GG Skips – named after GG Allin’s favourite crisps – on Glows & his label Slow Dance

Interviewed by Daniel Lubin

On a rainy afternoon, I met West London multi-talent GG Skips. DJ, producer, promoter, and manager, founding the Slow Dance label and collective, and producing eclectic, electronic tracks as ‘Glows’, Skips covers all ground and has carved out a substantial space in London’s musical ecosystem. Over a cup of warm tea we talk genre, visuals, and his place in today’s music scene.

Tell me about the name GG Skips.

It’s actually originally based on GG Allin, you know that punk guy, who would throw his shit at everyone and smash his face on the stage. It was actually from a conversation about what his favourite crisp would be. We reckoned he’d be a Skips man, so that’s where it came from, but it had a kind of blues ring to it.

And what’s the new EP called? Are you allowed to say?

It’s called J.L. HOOKER LOVE PLEASURE FOREVER. It was from some toilet graffiti I saw that said ‘hooker love pleasure forever’. I like the way names or sentences look visually. In the same way that GG Skips looks as a visual piece, I thought there was something weirdly interesting about those string of words. It wasn’t quite sensical, ‘hooker love pleasure forever’. With all my stuff, inspiration comes from strangely poignant things that don’t make sense as to why they strike you. Like that. In the same way, my track before last, ‘Foam’, spurred from seeing a sign for ‘Foam Cut to Size’ on a bus. I think it’s mainly the visual aspect of how the words look.

Your last few singles have played with a kind of melancholic ambience. What direction are you taking with the new EP?

This EP I think is the most brought together thing I’ve done because it’s quite genre-less. It skips about, it brings together hundreds of different elements, it’s very textured. There’s so many different samples and sonics there, hundreds of references to influences, different tempos, different sounds, which is the only way I can really make music and feel good about it. It’s quite hard to describe, but you have to look at it as a whole thing, like a space that contains so many elements. And that’s what I think this EP is a bit better for, there’s a lot of content in each song.

Throughout your releases there’s a refusal to conform to any genre, and Slow Dance includes artists who span many genres. Even within ‘Passing Talk’, about two thirds in it swaps style. What holds the music together if not genre?

It’s the most satisfying thing when you hear stuff that can skit around genre. The place where it sits is no longer about genre, it’s about something else. The pace or tone or emotion of a track. Genre’s such a weird thing to define a song by. Without it, the song is in a different context for the viewer… sorry, listener. Because they’re not really sure what to do with it. People find a lot of comfort putting something into a genre, but when you don’t do that, you’re a little confused and maybe a bit more intrigued. It’s more true of real life. Nothing’s ever one thing, everything’s constantly moving.

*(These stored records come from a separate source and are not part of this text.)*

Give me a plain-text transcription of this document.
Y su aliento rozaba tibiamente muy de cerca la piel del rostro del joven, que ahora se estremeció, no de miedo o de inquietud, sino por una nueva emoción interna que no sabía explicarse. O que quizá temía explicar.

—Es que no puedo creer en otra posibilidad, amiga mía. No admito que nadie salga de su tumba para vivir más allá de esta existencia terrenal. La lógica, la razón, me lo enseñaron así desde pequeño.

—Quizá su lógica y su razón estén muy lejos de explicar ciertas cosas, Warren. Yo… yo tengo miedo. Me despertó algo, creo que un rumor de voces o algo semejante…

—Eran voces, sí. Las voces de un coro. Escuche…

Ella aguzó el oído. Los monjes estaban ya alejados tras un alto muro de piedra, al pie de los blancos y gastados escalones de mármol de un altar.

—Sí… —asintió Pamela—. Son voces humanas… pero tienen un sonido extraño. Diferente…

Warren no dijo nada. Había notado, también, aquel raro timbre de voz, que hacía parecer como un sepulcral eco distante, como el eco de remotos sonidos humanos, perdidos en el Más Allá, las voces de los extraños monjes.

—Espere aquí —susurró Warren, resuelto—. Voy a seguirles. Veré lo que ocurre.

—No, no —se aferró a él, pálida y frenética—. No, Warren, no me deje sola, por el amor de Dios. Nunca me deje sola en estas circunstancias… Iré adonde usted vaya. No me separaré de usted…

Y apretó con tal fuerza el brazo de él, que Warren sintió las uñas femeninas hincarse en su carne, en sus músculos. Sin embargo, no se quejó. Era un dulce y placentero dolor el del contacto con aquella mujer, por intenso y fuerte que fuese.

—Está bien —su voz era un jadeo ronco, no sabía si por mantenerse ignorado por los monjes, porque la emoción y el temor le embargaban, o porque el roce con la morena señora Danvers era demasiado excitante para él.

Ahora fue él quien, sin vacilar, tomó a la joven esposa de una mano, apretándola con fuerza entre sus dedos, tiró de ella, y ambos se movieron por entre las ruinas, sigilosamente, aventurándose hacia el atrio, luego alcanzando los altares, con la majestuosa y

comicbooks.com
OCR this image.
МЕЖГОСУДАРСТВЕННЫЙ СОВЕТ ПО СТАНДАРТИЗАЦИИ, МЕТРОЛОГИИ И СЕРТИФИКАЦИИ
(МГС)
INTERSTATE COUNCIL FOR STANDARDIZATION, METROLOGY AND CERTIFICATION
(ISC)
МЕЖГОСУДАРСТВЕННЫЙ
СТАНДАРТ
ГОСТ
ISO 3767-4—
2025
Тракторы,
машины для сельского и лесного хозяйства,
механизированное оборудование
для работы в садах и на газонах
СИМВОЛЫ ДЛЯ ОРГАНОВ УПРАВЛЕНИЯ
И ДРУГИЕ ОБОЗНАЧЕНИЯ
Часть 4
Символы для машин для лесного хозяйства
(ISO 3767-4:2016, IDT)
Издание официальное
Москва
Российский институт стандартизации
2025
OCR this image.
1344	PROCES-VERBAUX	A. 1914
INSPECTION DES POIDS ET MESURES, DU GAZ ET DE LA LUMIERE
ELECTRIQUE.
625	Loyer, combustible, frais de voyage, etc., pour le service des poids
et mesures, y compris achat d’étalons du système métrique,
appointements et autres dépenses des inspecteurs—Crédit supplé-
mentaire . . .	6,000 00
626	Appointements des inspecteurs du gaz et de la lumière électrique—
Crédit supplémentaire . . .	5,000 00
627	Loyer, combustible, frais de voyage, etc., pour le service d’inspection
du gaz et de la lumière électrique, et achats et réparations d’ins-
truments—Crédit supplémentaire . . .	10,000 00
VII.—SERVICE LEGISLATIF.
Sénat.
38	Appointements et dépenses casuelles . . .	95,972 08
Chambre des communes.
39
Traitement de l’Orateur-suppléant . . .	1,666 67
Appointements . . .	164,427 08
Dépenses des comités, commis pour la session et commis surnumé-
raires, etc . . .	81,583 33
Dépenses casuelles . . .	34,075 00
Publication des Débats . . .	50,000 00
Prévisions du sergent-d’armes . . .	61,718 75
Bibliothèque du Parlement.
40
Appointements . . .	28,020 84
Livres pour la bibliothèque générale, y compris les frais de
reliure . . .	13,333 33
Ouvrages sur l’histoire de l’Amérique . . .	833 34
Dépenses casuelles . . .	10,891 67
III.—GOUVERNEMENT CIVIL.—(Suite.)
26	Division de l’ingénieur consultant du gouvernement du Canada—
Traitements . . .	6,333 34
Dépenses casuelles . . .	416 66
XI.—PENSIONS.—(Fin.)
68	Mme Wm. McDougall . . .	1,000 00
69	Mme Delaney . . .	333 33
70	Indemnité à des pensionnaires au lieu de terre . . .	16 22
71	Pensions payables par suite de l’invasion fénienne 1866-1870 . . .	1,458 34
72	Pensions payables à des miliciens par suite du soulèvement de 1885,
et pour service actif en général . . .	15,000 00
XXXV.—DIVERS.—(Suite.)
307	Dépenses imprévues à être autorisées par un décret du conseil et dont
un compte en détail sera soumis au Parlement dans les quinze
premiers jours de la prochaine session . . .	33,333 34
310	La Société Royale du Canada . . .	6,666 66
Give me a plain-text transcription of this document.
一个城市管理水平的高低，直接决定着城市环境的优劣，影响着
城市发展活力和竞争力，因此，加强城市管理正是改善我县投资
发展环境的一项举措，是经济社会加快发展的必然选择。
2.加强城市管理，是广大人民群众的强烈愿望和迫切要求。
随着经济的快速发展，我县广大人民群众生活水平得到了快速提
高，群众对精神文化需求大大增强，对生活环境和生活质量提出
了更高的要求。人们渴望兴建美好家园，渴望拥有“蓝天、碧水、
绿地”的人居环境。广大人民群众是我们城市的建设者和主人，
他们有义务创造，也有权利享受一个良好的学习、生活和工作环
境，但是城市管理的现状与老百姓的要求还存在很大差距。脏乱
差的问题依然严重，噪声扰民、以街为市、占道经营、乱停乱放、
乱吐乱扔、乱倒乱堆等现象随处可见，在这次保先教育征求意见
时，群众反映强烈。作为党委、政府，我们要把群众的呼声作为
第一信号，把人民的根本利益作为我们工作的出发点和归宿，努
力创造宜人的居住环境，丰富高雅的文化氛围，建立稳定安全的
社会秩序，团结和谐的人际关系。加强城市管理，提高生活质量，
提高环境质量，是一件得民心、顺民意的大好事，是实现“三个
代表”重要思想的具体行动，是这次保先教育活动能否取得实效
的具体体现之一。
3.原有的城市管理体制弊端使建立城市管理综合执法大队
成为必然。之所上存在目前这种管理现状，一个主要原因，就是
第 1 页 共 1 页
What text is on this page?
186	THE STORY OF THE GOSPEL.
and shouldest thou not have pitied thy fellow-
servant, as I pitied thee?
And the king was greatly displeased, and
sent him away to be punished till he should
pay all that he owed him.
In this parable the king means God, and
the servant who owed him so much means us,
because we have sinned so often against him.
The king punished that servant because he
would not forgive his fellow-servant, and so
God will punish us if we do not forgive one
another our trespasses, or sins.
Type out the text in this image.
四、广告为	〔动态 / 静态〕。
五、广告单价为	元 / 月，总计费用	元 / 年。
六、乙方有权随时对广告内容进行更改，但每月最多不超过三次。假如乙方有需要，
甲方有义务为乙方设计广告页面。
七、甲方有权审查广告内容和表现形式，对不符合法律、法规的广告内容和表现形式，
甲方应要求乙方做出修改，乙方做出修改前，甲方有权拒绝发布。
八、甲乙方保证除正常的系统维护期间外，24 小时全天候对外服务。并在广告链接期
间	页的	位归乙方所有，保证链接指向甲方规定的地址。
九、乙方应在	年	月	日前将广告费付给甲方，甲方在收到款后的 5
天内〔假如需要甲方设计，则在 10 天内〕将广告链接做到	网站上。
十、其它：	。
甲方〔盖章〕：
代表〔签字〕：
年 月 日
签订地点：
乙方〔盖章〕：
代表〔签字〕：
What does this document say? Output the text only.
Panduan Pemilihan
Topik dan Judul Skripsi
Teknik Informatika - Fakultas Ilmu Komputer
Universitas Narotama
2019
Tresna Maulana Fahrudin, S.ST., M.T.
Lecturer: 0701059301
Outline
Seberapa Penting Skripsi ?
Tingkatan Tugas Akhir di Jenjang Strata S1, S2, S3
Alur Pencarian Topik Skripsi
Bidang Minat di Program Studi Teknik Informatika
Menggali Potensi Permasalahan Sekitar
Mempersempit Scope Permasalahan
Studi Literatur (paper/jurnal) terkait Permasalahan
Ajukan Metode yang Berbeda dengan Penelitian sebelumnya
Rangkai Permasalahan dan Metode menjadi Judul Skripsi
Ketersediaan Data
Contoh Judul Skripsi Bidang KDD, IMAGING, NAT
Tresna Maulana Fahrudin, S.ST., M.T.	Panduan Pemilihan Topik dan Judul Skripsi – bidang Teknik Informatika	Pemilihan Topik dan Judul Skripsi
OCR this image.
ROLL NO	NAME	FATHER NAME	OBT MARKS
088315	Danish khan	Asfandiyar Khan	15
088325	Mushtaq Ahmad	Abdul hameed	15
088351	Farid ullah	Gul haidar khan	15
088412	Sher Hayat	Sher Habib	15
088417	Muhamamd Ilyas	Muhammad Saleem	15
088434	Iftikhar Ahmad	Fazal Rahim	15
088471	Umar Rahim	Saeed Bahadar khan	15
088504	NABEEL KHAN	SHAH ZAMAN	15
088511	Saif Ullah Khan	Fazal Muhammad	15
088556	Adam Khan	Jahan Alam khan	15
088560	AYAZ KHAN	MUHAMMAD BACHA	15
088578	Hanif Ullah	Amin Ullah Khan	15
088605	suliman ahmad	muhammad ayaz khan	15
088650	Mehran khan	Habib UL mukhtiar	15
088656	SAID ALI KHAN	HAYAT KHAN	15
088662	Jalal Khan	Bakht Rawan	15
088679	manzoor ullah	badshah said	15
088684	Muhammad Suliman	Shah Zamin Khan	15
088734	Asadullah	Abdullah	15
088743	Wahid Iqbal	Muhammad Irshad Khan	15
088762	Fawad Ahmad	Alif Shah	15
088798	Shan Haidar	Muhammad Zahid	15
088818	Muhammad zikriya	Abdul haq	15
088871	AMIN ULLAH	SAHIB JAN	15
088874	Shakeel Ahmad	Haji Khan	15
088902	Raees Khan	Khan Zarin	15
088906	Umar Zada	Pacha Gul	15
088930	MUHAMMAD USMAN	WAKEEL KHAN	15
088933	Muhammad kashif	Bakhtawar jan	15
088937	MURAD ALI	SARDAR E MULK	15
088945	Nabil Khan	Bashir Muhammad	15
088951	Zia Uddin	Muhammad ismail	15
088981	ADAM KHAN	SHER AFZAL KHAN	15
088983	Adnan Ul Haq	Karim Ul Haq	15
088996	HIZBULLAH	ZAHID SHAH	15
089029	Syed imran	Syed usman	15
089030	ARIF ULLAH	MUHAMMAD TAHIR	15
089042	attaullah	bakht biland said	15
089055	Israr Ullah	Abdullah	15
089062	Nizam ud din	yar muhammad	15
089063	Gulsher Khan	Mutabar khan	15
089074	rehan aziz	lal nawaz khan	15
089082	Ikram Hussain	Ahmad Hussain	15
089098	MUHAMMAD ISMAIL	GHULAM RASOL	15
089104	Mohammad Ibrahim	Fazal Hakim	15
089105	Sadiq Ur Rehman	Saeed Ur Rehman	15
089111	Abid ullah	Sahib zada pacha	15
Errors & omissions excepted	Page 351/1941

It’s quite artificial to jar everything into a genre.

But at the same time I’m not against that. People speak to death about “Why is everything genred?” Genre does have its place, I think it’s just more satisfying to everyone involved if a track’s not so confined. I do actually like making ‘genre-d’ songs every now and then. Like, “Oh I’m going to make a drum and bass track.” It might just be a drum and bass track with fucking… farmyard samples.

Visual aesthetic is obviously important to you. I think it’s funny that you referred to the ‘listener’ as ‘viewer’. It’s not Freudian, but it is a slip. How do the visual aspects of your projects interact with the musical?

Coming from an art background, I see everything as a whole. I’ve always been really aware of how cover art affects the way we listen to the album. I think about tracks in terms of what colours they bring to mind, with samples especially. When you listen, for instance, to more traditional band music, I think you imagine the band playing it. With sample-based music, the visual becomes way more important. You’re taking little snippets from any genre under the sun, and the listener’s trying to figure out what that sound is a lot of the time. Sample-based music, the soundscapes you make have a much stronger visual identity, even without providing actual visuals.

What direction do you see the music scene taking at the moment?

I’m very against the way it’s going, which is this irony music. Humour and music is important, but I feel music is losing sense of what it’s trying to say. I think people are scared now of actually saying what they really mean so they hide it in weird twisted ironic pieces. It’s definitely a reaction to the politics of the time. I’m not saying it’s bad, really, but I’m worried people are scared of being honest. People aren’t sure what to like, whether things are meant to be ‘good’ or ‘bad’, or deliberately bad. I think that gets you into dangerous territory. It has its place and it always has, but I want things to be a bit more honest.

As a listener of music and as someone who has listeners, what do you want your listeners to get or feel? A mood?

I want to create some kind of memorable experience of when they’re listening to the track. Not necessarily get any mood, but just those moments when you’re listening to a song that defines a certain moment in your life, hopefully that will happen for one of my songs at some point. (laughs) Whatever they get from it is fine by me. It’s not mine anymore, it’s everyone else’s.

Glows will be performing at Brainchild Festival from 12-14 July 2019 this summer.